In identity-theft variants, the person whose photographs and name are used in the campaign may be completely unaware they are the subject of a fundraising fraud — discovering the situation only when contacted by a curious donor or when the platform investigates a fraud report.
Common red flags
- Fundraising target is significantly higher than independently researched costs for the described treatment
- Photographs in the campaign are not accompanied by any verifiable social media presence for the named individual
- Campaign organiser has no visible connection to the named patient
- Updates describe new complications immediately after each fundraising goal is met
- Treatment costs described are vague or inconsistent with the stated diagnosis
- No hospital name, treating physician, or verifiable organisational detail is provided
How to protect yourself
- Search the named individual's full name to find independent corroborating social media or news presence
- Ask the campaign organiser for documentation from the treating hospital and verify through the named institution directly
- Consider donating to established medical charities or directly to a named hospital in the person's account rather than to a personal campaign
- Check whether the crowdfunding platform has verified the campaign organiser's identity through their trust and safety features
- Use a credit card for any donation to preserve dispute rights if fraud is confirmed
How to report it
- Report the campaign to the crowdfunding platform's trust and safety team immediately
- File a complaint with the FTC at reportfraud.ftc.gov or Action Fraud at actionfraud.police.uk
- Report to IC3 at ic3.gov if significant financial harm has occurred
- If a real person's identity has been misused, help them report the identity theft to the platform and to relevant authorities
Frequently asked questions
How is a fake medical crowdfunding campaign different from a Facebook medical appeal?

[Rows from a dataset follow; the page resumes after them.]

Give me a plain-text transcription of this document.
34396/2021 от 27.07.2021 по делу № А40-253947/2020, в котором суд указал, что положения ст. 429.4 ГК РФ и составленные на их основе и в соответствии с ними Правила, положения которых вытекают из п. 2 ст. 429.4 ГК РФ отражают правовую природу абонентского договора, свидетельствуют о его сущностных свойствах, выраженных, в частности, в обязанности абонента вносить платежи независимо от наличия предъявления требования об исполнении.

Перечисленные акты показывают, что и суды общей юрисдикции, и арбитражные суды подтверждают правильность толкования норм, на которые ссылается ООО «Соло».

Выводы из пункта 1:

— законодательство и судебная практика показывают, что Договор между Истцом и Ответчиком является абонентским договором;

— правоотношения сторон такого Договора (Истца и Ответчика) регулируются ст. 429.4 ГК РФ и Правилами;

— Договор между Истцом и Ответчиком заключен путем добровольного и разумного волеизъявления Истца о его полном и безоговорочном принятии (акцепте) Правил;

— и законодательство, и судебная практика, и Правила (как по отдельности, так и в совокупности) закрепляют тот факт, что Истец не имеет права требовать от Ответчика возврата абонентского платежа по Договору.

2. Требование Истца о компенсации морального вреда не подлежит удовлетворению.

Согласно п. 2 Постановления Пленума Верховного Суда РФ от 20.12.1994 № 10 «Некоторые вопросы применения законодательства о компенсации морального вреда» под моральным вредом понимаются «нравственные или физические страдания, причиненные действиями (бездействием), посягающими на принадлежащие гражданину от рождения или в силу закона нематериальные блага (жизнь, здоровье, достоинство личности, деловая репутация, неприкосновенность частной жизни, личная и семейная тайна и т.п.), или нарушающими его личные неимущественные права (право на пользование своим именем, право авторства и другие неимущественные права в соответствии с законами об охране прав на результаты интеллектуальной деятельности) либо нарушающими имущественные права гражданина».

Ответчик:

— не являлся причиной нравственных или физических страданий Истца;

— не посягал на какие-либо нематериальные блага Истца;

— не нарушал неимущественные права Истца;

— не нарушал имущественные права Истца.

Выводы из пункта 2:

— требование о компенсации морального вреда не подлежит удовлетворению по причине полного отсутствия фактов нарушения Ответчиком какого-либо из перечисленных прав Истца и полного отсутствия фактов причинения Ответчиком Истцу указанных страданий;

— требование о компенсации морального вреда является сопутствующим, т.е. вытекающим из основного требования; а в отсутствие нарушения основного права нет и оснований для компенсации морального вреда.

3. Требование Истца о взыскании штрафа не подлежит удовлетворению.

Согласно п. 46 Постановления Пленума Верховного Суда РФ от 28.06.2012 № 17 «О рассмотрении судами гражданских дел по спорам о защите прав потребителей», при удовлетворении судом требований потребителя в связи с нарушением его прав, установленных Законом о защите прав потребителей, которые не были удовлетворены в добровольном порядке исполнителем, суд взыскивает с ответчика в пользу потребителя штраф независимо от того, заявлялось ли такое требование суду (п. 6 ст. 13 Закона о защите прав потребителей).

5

A crowdfunding campaign has a structured page with a target, timeline, and update mechanism that donors expect to see on the platform. Fraudsters exploit this format by creating campaigns that look credible within the platform's own conventions — a different set of trust signals than a social media post, requiring different verification approaches.
Can the crowdfunding platform's own identity verification protect me?
Most platforms verify account-holder identity at a basic level but do not investigate the truth of medical claims before publication. Verification confirms a real person operates the account — not that the described medical situation is genuine. Donor due diligence remains necessary regardless of platform verification status.